Labourites allied with Chancellor of the Exchequer Gordon Brown have apparently forced British Prime Minister Tony Blair's hand, exacting his pledge to leave 10 Downing Street within the year.
Blair's position within Labour had become increasingly tenuous. While his center-left politics of triangulation brought Labour an extended period of parliamentary majorities, many in his party thought that they came at the expense of party principles. Socialism often gave way to free market policies. And a more independent foreign policy gave way to one more closely tied to that of the US government. Labourite discontent evidently only grew with Blair's dogged support of the US war in Iraq and hius agreement with the Bush Adminstration on the recent war in Lebanon.
But I can't help mulling over several things...
(1) Doesn't Blair's announcement make him a lame duck? I hate term limits at any level of government in this country because it makes office holders lame ducks--and so, ineffectual--the moment they're re-elected for the final time. (I talk about that here, here, and here, by the way.)
And though I would be loathe to go to a parliamentary system--I like our Constitution's separation of powers and system of checks and balances, British PMs have historically enjoyed an ability not given to second term US Presidents because of the Twenty Second Amendment: The ability to exercise influence over the government so long as they retain the confidence of the people and of the legislative branch.
But Blair's announcement fritters that advantage away, no matter than he hasn't announced a departure date. He has become irrelevant and you can bet, the wrangling over the future of Labour has already begun. No new policy initiatives will be possible.
I wouldn't be surprised to see Blair step down within the week.
(2) What do you do if you're only fifty-three and after a ten year run at the zenith of your profession, you're put out to pasture?
Recent US Presidents, like Jimmy Carter and George H.W. Bush, have spoken of the profound hurt from which they had to recover after suffering repudiation from the electorate. Blair no doubt feels some of that, making it even more difficult for him to figure what he'll do next.
My guess is that after some time for healing, Blair will have opportunities on both sides of the Atlantic, particularly as it relates to one of his favorite causes, Africa. (Blair, a one-time rocker who apparently still practices the guitar each day, might even cut a record.)

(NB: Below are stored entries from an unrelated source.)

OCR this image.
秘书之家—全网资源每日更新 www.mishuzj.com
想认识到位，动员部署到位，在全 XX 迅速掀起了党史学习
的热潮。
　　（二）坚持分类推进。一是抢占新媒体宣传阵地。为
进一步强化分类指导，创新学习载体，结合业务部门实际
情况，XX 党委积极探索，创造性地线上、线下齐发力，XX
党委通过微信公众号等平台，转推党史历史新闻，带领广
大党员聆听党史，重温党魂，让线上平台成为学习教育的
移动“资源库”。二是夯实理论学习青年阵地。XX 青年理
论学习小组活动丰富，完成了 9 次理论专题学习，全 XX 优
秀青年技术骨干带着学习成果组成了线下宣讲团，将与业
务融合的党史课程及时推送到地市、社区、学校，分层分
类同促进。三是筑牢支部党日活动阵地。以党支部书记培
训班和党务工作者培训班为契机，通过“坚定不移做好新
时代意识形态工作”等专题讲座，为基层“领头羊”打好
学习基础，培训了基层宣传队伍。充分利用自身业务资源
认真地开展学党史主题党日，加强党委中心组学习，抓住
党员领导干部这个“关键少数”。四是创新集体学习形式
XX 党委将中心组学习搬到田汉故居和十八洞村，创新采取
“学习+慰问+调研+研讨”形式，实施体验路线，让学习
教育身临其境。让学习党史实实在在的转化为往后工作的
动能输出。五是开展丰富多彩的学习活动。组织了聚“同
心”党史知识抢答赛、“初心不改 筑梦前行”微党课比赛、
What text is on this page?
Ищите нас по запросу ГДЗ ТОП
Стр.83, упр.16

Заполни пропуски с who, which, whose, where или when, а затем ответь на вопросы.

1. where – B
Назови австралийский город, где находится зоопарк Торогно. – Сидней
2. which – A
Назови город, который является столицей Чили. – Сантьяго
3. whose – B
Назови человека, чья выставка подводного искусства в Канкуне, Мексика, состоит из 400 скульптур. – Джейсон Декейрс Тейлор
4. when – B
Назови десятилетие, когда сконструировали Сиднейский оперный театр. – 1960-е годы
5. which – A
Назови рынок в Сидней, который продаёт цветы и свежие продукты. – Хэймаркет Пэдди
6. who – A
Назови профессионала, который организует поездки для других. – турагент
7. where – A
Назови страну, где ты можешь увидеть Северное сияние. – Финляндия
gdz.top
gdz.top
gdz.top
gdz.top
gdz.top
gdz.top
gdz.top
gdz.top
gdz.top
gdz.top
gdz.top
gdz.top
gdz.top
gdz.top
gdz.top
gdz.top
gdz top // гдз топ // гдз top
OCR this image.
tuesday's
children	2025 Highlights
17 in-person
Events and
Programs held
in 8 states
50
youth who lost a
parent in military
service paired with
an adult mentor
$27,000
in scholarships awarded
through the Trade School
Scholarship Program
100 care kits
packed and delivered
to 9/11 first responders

(3) What gets forgotten because of the close relationship he's forged with George W. Bush is that Blair was probably even closer to Bill Clinton. In fact, Blair's "New Labour" was, in many ways, an adaptation of the "third way" triangulation that Clinton developed with the Democratic Leadership Council prior to his election in 1992. Blair drew counsel from Clinton operatives and welcomed the former President to speak to a Labour Party Conference a few years ago.
Over the long haul, triangulation can't be sustained, particularly when you're the member of a party whose philosophical moorings are emphatic in one direction or another. Eventually one's co-partisans become restive. The wars in Iraq and Lebanon finally proved Blair's undoing; he simply couldn't keep a major Labour faction quiet when they felt their principles were being violated.
And besides all that, there simply seems to be a feeling among other Labour MPs that Blair has had his day in the sun.
The Blair era is likely to end in days. It will be interesting to see what happens next in Britain...and in the life of Tony Blair.